It appears that Republican presidential candidate Michele Bachman has a issue with slavery. Not only has she been embroiled in several controversies over her interpretation of history and how the institution of slavery fits into the historical panorama, but she also has been rather liberal in her application of the term and its derivatives as comparisons. As analogies, similes, and metaphors, they work well enough (at times). But taken as a whole, it appears that Bachmann may go to the well too much and might want to branch out when making comparisons.
The latest comes from her statement made after she signed the "Marriage Vow" pledge, a 14-point document whereby she has vowed to not only honor her own marriage vows, but to work to constitutionally eliminate same-sex marriages and ban pornography. But it was in the preamble of the "Vow," a pledge put forth by the conservative Iowa group Family Leader, where it compares modern African Americans with slaves of pre-Civil War America.
"Slavery had a disastrous impact on African-American families," the pledge read (the Family Leader has since eliminated the offending portion), "yet sadly a child born into slavery in 1860 was more likely to be raised by his mother and father in a two-parent household* than was an African American baby born after the election of the USA's first African-American President."
Bachmann's camp quickly issued a statement: "In no uncertain terms, Congresswoman Bachmann believes that slavery was horrible and economic slavery is just as horrible."
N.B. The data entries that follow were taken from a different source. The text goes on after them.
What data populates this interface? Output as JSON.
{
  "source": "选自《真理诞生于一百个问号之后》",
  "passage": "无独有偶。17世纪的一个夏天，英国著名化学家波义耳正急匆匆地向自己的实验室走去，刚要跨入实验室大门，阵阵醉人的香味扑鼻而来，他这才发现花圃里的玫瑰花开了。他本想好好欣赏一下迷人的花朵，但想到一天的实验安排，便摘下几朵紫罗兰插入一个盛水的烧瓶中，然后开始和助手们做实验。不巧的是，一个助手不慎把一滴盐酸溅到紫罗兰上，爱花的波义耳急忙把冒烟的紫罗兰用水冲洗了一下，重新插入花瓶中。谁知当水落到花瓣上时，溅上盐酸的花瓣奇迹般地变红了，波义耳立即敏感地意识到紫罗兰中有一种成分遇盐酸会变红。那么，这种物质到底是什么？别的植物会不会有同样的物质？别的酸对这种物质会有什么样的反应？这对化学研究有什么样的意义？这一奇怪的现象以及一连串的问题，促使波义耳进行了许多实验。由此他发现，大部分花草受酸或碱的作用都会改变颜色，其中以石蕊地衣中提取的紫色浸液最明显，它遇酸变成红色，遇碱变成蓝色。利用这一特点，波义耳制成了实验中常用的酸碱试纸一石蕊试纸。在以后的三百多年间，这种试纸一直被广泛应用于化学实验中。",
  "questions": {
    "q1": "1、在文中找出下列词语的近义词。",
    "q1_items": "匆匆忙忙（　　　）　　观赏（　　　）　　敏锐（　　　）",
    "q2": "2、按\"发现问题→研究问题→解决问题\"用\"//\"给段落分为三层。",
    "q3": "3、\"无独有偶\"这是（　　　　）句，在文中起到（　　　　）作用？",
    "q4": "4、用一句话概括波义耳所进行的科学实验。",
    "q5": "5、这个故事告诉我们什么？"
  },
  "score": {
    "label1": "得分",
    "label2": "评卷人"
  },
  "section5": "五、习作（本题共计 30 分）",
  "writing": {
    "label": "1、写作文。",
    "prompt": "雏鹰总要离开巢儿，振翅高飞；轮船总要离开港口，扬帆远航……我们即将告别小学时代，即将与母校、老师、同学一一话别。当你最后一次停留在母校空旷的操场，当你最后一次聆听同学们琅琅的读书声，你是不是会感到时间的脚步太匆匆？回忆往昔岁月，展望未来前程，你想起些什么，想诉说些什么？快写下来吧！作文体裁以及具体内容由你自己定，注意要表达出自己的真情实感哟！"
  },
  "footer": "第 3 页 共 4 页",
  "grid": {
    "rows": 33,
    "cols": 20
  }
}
Just as horrible? Where is the substantiation for such a comparison? In fact, where is the "economic slavery" to which she refers? She, of course, is referring to taxation, which she claims to abhor in any form.
Bachmann was on "Hannity" on Fox News Channel Tuesday evening as well, stating that the slavery part of the preamble wasn't in the copy she signed. Are Bachmann's views of recent history are as muddled as her interpretation of John Quincy Adams' role in the Revolutionary War, as a member of the Founding Fathers, and the Founding Fathers' "tireless" efforts to end slavery. Why would the Family Leader add one line to their "Marriage Vow -- A Declaration of Dependence Upon Marriage and Family" after Bachmann signed it? Easy answer: They wouldn't; Bachmann most likely simply overlooked it, perhaps so taken with the ideas of eliminating same-sex marriages with a Constitutional amendment and rejecting Sharia Law that her tax lawyer training simply dismissed the slavery lines as filler. And what's another falsehood to tack up with alongside all the others Politifact has gathered on the Congresswoman?
On "The Colbert Report" Tuesday night, comedian and faux conservative talk show host Stephen Colbert offered a montage of Bachmann's past and present use of slavery as a comparison to those things with which she happens to disagree.
Colbert pointed out the many different types of slavery Bachmann had stood against over the years: Health care reforms, the national debt (payments to which she calls "bondage to debt"), and the "personal bondage, personal despair, and personal enslavement" of the gay lifestyle. He also pointed out that Bachmann's sensitivity to slavery derives from the fact that, to her, "everything is slavery."
Perhaps Colbert is correct. Perhaps Bachmann does see much of the world as slavery and non- or anti-slavery. Perhaps that is how she can so easily compare physical ownership slavery to economic slavery, human bondage to a taxation system with which she disapproves.
Still, perhaps it is time to put those issues to rest and find some new metaphors, similes, and analogies.